イチロヲ

未亡人 初七日の悶えのイチロヲのレビュー・感想・評価

未亡人 初七日の悶え(1993年製作の映画)
4.0
浅草を闊歩する破戒僧(佐野和宏)が、福祉課職員の夫を殺害され、未亡人となった女性(小川真実)を庇護するべく、悪徳組織に肉薄していく。浅草の再開発を背景にした反権力闘争を描いている、新東宝配給のピンク映画。原題「坊さんが屁こいた」。

映像自体は90年代のものだが、トラディショナルな雰囲気を大事にしているため、良い意味で年代設定が明確化されていない。完全に「日活ロマンポルノが通った道」だけども、ピンク映画ならではの換骨奪胎に成功している。

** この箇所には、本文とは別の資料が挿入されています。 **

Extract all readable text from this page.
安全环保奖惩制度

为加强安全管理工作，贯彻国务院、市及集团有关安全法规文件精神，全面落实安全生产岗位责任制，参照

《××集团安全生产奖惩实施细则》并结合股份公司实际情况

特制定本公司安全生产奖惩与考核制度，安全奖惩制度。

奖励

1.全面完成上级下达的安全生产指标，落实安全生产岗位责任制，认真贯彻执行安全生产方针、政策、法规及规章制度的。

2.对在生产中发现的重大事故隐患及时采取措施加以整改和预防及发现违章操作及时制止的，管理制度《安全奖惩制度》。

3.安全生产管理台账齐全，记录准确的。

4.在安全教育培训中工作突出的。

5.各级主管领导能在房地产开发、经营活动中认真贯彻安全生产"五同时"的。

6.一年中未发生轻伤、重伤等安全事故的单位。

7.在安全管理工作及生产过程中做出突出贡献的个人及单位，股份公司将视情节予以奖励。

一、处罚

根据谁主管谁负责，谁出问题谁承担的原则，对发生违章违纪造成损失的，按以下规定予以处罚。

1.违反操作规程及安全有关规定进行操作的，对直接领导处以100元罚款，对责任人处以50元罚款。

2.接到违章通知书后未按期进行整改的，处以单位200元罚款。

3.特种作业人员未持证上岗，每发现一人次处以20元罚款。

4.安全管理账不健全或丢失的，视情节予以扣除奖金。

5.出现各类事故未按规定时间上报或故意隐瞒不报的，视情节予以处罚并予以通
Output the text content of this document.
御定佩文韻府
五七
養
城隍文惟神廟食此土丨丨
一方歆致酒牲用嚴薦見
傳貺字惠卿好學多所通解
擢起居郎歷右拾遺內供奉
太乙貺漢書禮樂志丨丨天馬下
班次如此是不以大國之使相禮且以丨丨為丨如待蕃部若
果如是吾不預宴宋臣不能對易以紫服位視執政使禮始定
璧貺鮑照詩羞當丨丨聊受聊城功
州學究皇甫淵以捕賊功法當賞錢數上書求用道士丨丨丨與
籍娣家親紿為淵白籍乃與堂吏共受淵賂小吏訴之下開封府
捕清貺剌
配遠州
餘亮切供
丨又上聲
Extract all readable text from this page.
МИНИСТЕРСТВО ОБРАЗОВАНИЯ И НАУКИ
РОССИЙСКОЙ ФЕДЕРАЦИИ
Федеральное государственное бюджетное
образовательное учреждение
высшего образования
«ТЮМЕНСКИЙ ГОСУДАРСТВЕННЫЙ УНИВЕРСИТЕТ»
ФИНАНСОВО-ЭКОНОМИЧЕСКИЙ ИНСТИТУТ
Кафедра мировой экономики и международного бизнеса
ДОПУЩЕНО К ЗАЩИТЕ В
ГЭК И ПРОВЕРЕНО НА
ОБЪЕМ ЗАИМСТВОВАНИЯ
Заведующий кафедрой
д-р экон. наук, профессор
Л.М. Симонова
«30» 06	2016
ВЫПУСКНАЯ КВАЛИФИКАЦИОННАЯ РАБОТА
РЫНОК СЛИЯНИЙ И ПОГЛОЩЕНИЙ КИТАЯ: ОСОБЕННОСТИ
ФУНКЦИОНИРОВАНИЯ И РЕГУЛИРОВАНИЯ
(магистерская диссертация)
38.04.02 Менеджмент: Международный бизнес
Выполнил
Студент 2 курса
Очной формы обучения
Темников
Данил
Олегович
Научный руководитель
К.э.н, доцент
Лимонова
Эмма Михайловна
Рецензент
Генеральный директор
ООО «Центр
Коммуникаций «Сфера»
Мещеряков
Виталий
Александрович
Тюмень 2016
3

何よりも、本能に忠実なファンキー坊主が、アクティブに動き回るだけで絵になるところが心憎い。軍服姿の浮浪者(小林節彦)、全共闘世代の始末人(下元史朗)などといった芸達者な男優陣が、丁々発止の掛け合いを見せてくれる。

終局が近づくと、地上げ屋を指揮しているキリスト教徒の悪女(摩子)が、破戒僧とセックス対決を展開させる。そして、喪服には緋襦袢と同等の婀娜っぽさがあることを、あらためて痛感させられる。